# Deck post footings



## THEBIGPUNN (Sep 11, 2005)

i think the major issue concerning deck building as that many do not attach the deck to the house using a ledger board. i think for strengh that is the best place to start is by attaching it to the house. from there you should contact your local building official about frost lines to see how deep the holes need to be. i am building a 14x20 deck also hopefully next month. i plan on using (6) 4x4 posts and placing them 50 inches in ground and the pouring concrete in the holes with the posts. then using 2x6's for joists using bolts.


----------



## DecksEtc (Feb 8, 2005)

I always use the saddle brackets. You don't have to waste time drilling a hole in the bottom of the post and putting on the preservative into the hole you just drilled. I never put the posts into the cement - too much can go wrong and you can't make adjustments to the post once it's set in the cement.


----------



## C&D (Jan 24, 2006)

Decks,
Where do you get your saddle brackets? Do you buy them off the shelf or have them custom fabbed? I'm looking for some for some 6x6 posts.


----------



## bob the builder (Jan 17, 2006)

THEBIGPUNN said:


> i think the major issue concerning deck building as that many do not attach the deck to the house using a ledger board. i think for strengh that is the best place to start is by attaching it to the house.
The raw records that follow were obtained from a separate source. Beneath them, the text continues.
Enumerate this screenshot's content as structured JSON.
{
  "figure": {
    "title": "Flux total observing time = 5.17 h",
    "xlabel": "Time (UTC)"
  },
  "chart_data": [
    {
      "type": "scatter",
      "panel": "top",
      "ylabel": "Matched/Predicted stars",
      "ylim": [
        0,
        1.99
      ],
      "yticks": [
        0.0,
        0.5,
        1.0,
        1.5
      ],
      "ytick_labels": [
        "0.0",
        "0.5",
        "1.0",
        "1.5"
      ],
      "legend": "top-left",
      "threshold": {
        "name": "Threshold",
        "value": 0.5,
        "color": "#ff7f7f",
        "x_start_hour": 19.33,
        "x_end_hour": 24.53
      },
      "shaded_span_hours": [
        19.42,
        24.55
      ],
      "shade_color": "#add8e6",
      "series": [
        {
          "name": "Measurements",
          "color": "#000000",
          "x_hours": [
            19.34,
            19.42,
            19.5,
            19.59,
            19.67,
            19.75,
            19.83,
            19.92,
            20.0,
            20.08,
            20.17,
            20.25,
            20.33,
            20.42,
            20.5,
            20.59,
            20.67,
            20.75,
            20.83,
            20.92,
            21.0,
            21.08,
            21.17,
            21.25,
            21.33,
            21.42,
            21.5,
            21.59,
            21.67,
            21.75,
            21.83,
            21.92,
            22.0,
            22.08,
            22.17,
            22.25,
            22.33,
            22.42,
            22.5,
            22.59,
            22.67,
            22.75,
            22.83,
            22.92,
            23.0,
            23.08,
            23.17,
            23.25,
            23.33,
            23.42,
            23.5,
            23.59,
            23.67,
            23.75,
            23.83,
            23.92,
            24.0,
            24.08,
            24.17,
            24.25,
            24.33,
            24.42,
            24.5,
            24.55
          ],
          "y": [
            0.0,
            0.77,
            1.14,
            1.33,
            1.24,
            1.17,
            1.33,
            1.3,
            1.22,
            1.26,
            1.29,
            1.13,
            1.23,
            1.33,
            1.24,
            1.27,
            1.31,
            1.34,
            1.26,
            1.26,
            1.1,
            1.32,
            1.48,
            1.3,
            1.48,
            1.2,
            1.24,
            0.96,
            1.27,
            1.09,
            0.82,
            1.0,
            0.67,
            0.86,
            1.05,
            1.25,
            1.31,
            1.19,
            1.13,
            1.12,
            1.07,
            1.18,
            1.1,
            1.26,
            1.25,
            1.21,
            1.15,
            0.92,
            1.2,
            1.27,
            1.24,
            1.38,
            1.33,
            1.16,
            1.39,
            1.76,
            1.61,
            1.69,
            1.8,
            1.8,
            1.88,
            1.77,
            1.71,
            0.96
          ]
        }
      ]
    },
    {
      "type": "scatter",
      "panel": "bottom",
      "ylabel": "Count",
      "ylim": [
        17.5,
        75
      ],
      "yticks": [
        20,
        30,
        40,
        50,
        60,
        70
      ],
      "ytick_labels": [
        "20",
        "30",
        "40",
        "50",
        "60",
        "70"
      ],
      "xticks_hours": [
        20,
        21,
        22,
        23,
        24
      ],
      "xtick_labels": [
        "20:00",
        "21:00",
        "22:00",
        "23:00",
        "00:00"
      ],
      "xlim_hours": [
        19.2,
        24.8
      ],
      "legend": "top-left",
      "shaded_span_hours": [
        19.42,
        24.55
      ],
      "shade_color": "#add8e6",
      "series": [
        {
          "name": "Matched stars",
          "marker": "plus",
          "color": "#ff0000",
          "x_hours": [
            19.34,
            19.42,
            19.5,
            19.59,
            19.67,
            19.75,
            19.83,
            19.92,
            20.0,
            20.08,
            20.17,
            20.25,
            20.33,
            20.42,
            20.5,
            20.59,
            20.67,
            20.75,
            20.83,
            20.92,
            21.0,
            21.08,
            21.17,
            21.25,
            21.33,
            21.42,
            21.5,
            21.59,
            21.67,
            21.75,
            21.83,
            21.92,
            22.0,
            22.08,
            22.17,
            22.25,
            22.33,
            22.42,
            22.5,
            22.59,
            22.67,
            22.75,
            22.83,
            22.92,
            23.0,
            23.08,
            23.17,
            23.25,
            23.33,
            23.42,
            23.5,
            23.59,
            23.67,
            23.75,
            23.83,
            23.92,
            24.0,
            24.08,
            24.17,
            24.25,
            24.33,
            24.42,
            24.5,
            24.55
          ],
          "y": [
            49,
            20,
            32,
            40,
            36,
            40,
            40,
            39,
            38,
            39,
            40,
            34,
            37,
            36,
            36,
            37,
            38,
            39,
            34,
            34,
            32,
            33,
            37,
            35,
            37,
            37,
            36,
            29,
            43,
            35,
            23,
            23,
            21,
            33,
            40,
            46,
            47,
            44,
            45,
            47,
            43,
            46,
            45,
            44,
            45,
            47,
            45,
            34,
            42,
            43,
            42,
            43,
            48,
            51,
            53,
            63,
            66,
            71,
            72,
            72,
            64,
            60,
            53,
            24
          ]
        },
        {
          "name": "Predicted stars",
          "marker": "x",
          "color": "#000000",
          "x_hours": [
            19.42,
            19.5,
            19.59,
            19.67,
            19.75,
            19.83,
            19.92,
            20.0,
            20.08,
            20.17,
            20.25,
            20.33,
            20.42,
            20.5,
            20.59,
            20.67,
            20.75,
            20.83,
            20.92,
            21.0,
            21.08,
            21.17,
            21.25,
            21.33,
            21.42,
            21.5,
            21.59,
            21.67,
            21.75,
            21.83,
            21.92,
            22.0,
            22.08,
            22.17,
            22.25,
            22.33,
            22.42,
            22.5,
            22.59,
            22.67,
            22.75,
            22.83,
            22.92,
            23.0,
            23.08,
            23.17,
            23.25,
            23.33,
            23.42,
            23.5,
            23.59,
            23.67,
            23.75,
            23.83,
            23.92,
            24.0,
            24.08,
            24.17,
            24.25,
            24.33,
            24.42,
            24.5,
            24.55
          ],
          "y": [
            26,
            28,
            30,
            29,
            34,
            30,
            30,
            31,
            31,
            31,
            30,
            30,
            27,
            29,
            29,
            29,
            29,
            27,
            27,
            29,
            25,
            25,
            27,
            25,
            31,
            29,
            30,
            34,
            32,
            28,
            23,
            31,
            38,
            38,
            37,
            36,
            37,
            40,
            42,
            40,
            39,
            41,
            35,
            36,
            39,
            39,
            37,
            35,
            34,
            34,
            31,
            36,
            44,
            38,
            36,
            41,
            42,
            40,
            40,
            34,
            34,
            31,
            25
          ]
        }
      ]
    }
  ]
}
I don't think that not attaching a deck to a house would be considered a major issue. The issue is that it is more posts and ultimately more work. An example would be observatory tower. Completely safe and 4 stories high....

bob


----------



## robertcdf (Nov 12, 2005)

Simpson makes 6x6 post saddles they run between $10-$12 EA. I think using the U shaped saddles are the best way to go I use this method as often as possible. The absolute best way to do it if you are using PT post is to get a Stainless Steel saddle they run about $50 a piece. This is were enginering comes into play built the deck with only 2 posts by using a larger beam (LVL, GLULAM)


----------



## C&D (Jan 24, 2006)

Oh, I know what you're talking about now. I was thinking of some sort of a steel/alluminum bracket that is anchored in the pier and runs up the sides of the post to prevent lateral movement. I need to find some brackets like these so I don't have to knee braces at the top.


----------



## Outbacker (Feb 10, 2006)

Thank you for all ther replies. The deck will be 12X18, and will be attached to the houser with a ledger. I will have a beam and set of posts at the 6, 12 and 17 foot mark out from the house, with a 1 foot overhang at the end. I am leaning toward using the J-bolt in the concrete so I can adjust the base pieces after the concrete has dried. With the rebar and saddle attached to it, once the concrete has dried, if the saddle is a couple of degrees out of square from the house, then it will look horrible.
Thanks


----------



## tgeb (Feb 11, 2006)

When we do deck footings I try to let the builder have us just pour the footings and finish them nice and level on top.

Then they can drill and set the Simpson Brackets with expanding bolts or epoxy set some threaded rod. They can be placed exactly where needed.

As you stated


> if the saddle is a couple of degrees out of square from the house, then it will look horrible.


Doing it this way helps eliminate some of the chances for error.

Tom


----------